El contenido puede distribuirse dentro de medios de comunicación online (redes de display) en función de la relevancia del mismo y de los intereses de los usuarios. Un contenido generado por la empresa X puede aparecer como un contenido sugerido a un lector Y de un medio de comunicación online, gracias a una tecnología que relaciona las preferencias del usuario con la relevancia del contenido.

El descubrimiento de contenido es una realidad en mercados evolucionados en marketing de contenido, principalmente en Estados Unidos y Reino Unido, aunque cada vez se utiliza más en España.

Un puñado de empresas tienen la tecnología para entender las preferencias de los usuarios a la hora de consumir contenido, dentro de una red de medios online con los que tienen acuerdos de colaboración. Con esa misma tecnología descifran la relevancia de una serie de contenidos que se les proponen como elementos de difusión. Cuando encuentran coincidencia entre los intereses de un lector y un contenido propuesto, le sugieren de forma dinámica ese contenido. Por ejemplo, un lector que está leyendo un artículo sobre economía en un periódico financiero online puede encontrar al final del artículo, la leyenda ‘Otros artículos que podrían interesarte’, con una serie de artículos nuevos relacionados con el que leía. Esos artículos no están predefinidos, ni siempre serán los mismos. La tecnología del content discovery entiende las preferencias del usuario y le sugiere nuevos contenidos de su base de datos: artículos que pueden ser de cualquier empresa que contrate este servicio.

 

6.- Medición y realimentación del ciclo de contenido

Hay diversas formas de medir la eficiencia del contenido en función de los objetivos que se hayan definido en la estrategia de contenido. Más de 50 métricas nos ofrecen información sobre el valor que aportamos con el contenido, como ya hemos publicado en otros post e ebooks (relevancia, resonancia, implicación, convicción, fidelización).

Es interesante considerar las acciones que ejecutamos como consecuencia de las métricas. Si los resultados son buenos, seguimos el mismo camino. Si los resultados no son buenos corregimos. Algo que parece obvio, pero que en la práctica no está tan claro.

Tanto si los resultados son buenos como si no lo son, debemos revisar los componentes de la estrategia de contenido. Hay que revisar qué pasa con la audiencia, los canales, los temas, los procesos y los objetivos.

En relación al ciclo de contenido, tanto si los resultados son buenos como si no lo son debemos buscar alternativas para “reproponer el contenido”. ¿Pero qué es esto de “reproponer un contenido”?

Un ejemplo de acción por resultados no muy buenos. Un artículo web o un post en el blog que no generó la resonancia que esperábamos. Fue bastante consultado pero poco compartido. Revisemos su longitud: tal vez podamos dividir el artículo en dos o más partes para facilitar que sea compartido. Quizás podamos agregar una infografía para relanzarlo facilitando su comprensión y conseguir así más resonancia.

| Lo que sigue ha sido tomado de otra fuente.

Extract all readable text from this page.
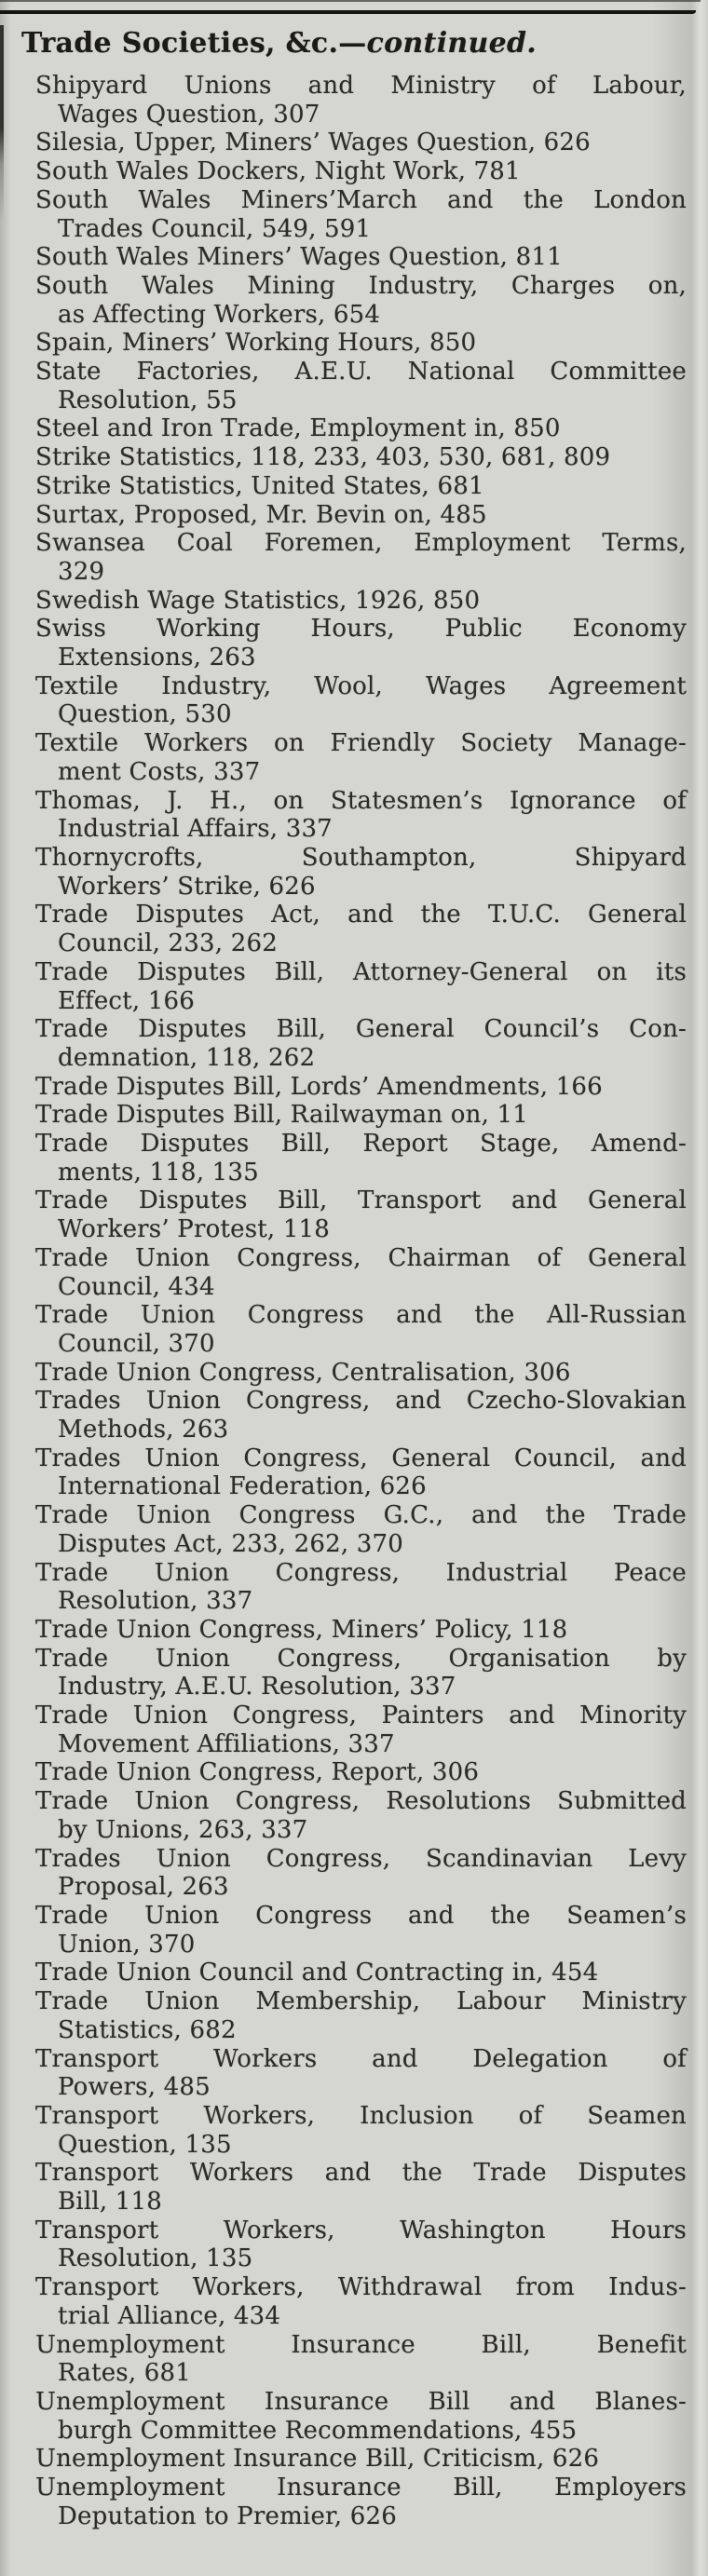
Trade Societies, &c.—continued.
Shipyard Unions and Ministry of Labour,
Wages Question, 307
Silesia, Upper, Miners’ Wages Question, 626
South Wales Dockers, Night Work, 781
South Wales Miners’March and the London
Trades Council, 549, 591
South Wales Miners’ Wages Question, 811
South Wales Mining Industry, Charges on,
as Affecting Workers, 654
Spain, Miners’ Working Hours, 850
State Factories, A.E.U. National Committee
Resolution, 55
Steel and Iron Trade, Employment in, 850
Strike Statistics, 118, 233, 403, 530, 681, 809
Strike Statistics, United States, 681
Surtax, Proposed, Mr. Bevin on, 485
Swansea Coal Foremen, Employment Terms,
329
Swedish Wage Statistics, 1926, 850
Swiss Working Hours, Public Economy
Extensions, 263
Textile Industry, Wool, Wages Agreement
Question, 530
Textile Workers on Friendly Society Manage-
ment Costs, 337
Thomas, J. H., on Statesmen’s Ignorance of
Industrial Affairs, 337
Thornycrofts, Southampton, Shipyard
Workers’ Strike, 626
Trade Disputes Act, and the T.U.C. General
Council, 233, 262
Trade Disputes Bill, Attorney-General on its
Effect, 166
Trade Disputes Bill, General Council’s Con-
demnation, 118, 262
Trade Disputes Bill, Lords’ Amendments, 166
Trade Disputes Bill, Railwayman on, 11
Trade Disputes Bill, Report Stage, Amend-
ments, 118, 135
Trade Disputes Bill, Transport and General
Workers’ Protest, 118
Trade Union Congress, Chairman of General
Council, 434
Trade Union Congress and the All-Russian
Council, 370
Trade Union Congress, Centralisation, 306
Trades Union Congress, and Czecho-Slovakian
Methods, 263
Trades Union Congress, General Council, and
International Federation, 626
Trade Union Congress G.C., and the Trade
Disputes Act, 233, 262, 370
Trade Union Congress, Industrial Peace
Resolution, 337
Trade Union Congress, Miners’ Policy, 118
Trade Union Congress, Organisation by
Industry, A.E.U. Resolution, 337
Trade Union Congress, Painters and Minority
Movement Affiliations, 337
Trade Union Congress, Report, 306
Trade Union Congress, Resolutions Submitted
by Unions, 263, 337
Trades Union Congress, Scandinavian Levy
Proposal, 263
Trade Union Congress and the Seamen’s
Union, 370
Trade Union Council and Contracting in, 454
Trade Union Membership, Labour Ministry
Statistics, 682
Transport Workers and Delegation of
Powers, 485
Transport Workers, Inclusion of Seamen
Question, 135
Transport Workers and the Trade Disputes
Bill, 118
Transport Workers, Washington Hours
Resolution, 135
Transport Workers, Withdrawal from Indus-
trial Alliance, 434
Unemployment Insurance Bill, Benefit
Rates, 681
Unemployment Insurance Bill and Blanes-
burgh Committee Recommendations, 455
Unemployment Insurance Bill, Criticism, 626
Unemployment Insurance Bill, Employers
Deputation to Premier, 626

Otro ejemplo con resultados buenos. Acertamos con la publicación de un artículo sobre un tema de mucho interés en nuestro blog. O hemos publicado una serie de artículos que han generado mucho interés entre nuestra audiencia. Podemos generar un nuevo post sobre los artículos más leídos sobre este tema (un post sobre otros post relevantes). Podemos crear un PostBook, PostKit, PostCollection. Un formato descargable, donde cada post sea un documento electrónico con un orden determinado para conocer un tema.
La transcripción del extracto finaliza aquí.